Most all-star comedy spoofs from the 1970s, especially the ones which feature a lot of big names in ‘funny disguises’, are dreadful – but this Neil Simon-scripted pastiche of an array of much-loved detective characters is surprisingly charming, with more good, smart lines to the page than any of the competition and a top-flight cast.

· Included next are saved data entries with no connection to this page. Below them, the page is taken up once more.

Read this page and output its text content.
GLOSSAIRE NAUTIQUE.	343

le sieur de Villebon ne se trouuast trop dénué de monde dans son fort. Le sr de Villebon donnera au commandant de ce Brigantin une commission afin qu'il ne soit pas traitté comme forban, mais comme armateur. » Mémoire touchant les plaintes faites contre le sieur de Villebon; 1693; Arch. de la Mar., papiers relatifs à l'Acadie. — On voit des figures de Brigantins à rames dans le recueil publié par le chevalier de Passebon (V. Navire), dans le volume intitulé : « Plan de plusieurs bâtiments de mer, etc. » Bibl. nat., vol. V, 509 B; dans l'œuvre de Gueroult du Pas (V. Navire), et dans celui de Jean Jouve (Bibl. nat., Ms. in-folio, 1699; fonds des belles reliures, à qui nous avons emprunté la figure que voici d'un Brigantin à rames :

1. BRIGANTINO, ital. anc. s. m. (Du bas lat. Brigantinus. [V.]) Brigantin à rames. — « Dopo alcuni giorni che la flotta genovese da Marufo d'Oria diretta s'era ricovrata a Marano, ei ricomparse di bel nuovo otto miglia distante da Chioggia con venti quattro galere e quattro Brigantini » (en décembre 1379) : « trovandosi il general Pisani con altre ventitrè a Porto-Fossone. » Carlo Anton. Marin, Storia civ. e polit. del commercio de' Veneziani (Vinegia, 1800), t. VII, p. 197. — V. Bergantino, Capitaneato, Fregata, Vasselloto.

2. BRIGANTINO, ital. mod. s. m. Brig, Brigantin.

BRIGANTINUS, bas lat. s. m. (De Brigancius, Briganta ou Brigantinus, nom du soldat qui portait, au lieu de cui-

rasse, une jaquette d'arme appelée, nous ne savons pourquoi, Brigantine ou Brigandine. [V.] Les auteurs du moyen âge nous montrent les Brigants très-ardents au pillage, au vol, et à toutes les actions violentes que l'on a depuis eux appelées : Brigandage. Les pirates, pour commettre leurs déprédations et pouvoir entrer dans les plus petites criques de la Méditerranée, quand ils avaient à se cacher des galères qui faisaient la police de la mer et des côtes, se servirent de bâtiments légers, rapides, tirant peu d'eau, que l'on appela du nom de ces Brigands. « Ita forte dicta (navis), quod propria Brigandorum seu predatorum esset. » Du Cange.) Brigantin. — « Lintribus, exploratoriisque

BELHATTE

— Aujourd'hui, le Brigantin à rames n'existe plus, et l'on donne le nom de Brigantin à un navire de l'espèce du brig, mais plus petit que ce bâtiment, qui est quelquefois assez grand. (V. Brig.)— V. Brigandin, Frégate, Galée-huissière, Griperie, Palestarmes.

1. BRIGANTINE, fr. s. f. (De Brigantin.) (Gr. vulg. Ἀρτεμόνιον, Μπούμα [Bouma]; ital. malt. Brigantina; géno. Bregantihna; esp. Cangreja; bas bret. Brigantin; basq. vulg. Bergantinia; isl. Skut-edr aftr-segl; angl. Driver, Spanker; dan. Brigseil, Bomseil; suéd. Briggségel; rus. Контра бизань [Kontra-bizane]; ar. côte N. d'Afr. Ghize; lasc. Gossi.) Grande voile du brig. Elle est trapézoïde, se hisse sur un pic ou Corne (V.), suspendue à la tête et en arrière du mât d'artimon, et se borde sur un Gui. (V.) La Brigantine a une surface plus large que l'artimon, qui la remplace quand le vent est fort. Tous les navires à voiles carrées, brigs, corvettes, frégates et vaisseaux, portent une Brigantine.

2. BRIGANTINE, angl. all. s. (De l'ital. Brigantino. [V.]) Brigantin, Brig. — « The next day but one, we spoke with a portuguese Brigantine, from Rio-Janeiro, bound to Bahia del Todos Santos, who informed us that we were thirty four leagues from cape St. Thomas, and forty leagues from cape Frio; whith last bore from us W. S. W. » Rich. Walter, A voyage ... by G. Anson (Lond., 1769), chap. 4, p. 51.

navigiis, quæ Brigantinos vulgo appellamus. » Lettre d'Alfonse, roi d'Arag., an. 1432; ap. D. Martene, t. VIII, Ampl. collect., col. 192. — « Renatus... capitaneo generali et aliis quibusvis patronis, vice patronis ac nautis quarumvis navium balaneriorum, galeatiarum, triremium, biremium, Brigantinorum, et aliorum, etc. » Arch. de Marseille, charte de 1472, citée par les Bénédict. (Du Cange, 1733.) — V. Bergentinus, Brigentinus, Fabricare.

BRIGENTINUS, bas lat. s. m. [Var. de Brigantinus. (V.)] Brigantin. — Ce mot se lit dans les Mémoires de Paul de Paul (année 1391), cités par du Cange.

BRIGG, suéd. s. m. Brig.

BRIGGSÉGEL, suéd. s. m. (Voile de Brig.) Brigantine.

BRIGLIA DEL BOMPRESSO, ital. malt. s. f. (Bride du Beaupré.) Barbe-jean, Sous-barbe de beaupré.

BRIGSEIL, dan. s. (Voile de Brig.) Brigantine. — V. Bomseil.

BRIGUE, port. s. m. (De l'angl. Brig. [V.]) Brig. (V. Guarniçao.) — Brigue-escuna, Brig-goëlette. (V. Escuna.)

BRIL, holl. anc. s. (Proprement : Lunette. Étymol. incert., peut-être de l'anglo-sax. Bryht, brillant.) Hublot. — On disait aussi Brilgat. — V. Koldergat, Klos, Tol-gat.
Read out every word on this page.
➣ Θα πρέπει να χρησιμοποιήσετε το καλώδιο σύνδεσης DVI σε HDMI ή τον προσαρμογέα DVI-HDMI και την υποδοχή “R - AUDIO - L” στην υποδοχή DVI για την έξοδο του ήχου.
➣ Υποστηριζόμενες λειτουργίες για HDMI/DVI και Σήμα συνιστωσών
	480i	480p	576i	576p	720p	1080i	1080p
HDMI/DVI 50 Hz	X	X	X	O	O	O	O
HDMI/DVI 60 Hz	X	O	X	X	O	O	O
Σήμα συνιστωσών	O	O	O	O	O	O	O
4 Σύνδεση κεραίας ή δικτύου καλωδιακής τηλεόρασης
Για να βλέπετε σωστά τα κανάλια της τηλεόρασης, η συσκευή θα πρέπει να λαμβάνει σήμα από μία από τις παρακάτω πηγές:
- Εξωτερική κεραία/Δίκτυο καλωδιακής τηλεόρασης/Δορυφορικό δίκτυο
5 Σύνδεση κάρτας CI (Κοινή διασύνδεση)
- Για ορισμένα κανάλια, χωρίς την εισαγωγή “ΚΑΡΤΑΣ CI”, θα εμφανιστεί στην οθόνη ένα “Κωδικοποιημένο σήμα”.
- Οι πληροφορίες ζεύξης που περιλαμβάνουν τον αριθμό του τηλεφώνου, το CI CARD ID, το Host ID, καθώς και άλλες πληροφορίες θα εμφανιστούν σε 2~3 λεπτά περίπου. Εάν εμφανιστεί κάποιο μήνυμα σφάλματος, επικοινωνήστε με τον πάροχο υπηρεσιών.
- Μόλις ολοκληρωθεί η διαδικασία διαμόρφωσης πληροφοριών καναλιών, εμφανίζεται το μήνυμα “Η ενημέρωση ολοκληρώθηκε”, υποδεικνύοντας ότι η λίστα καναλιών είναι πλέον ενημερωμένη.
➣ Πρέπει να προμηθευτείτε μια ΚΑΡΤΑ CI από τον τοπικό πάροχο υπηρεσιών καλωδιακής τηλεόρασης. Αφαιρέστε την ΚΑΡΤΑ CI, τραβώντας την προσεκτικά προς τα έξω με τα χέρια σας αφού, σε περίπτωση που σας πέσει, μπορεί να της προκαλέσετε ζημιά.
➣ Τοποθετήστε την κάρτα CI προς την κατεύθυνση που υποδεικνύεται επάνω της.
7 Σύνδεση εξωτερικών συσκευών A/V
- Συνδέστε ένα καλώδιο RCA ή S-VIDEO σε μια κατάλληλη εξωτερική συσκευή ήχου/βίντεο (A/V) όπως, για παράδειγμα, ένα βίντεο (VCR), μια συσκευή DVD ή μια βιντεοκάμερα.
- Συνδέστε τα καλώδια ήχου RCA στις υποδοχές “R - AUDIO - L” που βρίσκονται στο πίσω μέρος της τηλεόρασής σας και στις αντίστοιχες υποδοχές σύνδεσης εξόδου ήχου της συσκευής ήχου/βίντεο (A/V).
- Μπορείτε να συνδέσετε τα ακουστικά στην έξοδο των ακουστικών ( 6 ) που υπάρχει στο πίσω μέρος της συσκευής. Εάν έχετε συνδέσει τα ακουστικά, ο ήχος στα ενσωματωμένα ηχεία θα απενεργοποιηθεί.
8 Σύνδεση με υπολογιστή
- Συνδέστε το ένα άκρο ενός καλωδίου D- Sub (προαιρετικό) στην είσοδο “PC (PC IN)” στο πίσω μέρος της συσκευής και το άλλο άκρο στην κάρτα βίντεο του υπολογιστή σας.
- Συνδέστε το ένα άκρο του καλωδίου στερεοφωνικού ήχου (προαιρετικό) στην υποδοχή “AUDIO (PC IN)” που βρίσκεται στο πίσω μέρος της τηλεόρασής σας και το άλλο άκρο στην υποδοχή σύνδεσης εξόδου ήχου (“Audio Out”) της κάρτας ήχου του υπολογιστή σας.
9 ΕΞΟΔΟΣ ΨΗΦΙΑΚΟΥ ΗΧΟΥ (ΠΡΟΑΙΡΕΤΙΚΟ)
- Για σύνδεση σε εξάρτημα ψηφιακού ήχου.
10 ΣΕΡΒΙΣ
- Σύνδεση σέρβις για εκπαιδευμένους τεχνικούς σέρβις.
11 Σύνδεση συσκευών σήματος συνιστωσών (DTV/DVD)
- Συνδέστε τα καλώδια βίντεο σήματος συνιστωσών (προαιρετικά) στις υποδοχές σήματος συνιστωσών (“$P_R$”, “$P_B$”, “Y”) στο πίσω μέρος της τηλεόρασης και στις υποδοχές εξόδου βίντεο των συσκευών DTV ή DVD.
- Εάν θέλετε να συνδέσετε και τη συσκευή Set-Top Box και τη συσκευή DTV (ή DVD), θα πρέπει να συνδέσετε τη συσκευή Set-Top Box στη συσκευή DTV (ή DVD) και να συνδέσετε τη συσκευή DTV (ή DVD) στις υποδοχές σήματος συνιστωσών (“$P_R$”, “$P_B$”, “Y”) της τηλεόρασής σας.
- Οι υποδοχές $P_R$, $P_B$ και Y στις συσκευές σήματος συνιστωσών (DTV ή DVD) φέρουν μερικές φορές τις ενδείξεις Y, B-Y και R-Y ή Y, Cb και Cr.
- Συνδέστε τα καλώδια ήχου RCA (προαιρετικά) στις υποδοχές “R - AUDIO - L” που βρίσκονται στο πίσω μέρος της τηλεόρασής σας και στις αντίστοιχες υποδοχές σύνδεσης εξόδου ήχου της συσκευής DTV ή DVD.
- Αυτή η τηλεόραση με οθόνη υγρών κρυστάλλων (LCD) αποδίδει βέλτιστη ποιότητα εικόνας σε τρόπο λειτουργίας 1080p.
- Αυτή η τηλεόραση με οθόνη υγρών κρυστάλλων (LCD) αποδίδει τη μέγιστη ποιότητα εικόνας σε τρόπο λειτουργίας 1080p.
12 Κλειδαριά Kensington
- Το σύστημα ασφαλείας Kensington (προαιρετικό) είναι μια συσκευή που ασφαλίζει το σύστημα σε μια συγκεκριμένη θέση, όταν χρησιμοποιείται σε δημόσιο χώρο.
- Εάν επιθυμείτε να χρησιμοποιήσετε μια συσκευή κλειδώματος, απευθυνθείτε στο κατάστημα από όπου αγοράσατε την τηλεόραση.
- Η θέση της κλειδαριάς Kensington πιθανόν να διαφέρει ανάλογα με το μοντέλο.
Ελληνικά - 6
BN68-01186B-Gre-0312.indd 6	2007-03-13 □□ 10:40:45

Truman Capote, in his only major acting role, is thoroughly strange, but everyone else is perfect – with Alec Guinness dryly presiding as a supposedly blind butler who remains unflappable while the house is swarming with deadly scorpions or death traps and convincingly mouths absolutely idiotic statements like ‘she murdered herself in her sleep, sir’. David Niven and Maggie Smith are Dick and Dora Charleston, take-offs on Nick and Nora Charles of The Thin Man; Peter Sellers is the Charlie Chan-like Inspector Sidney Wang, who is criticised for being unable to use proper grammar in his aphorisms; Peter Falk is priceless as the hardboiled Bogart-like Sam Diamond, partnered by a game gal Friday (Eileen Brennan); James Coco is prissy as the Hercule Poirot knock-off Milo Perrier, a gourmet whose lanky slapstick butler is played by a young James Cromwell; and Elsa Lanchester pokes fun at Miss Marple as Jessie Marbles, whose nursemaid (Estelle Winwood) is more enfeebled than she is.
The plot is deliberately absurd, with a last-reel set of revelations that never make sense, and more unmaskings and improbably theories than any five Agatha Christies thrown together. It was successful enough to merit a sort-of sequel, also scripted by Simon, with Falk in a trenchcoat again as The Cheap Detective.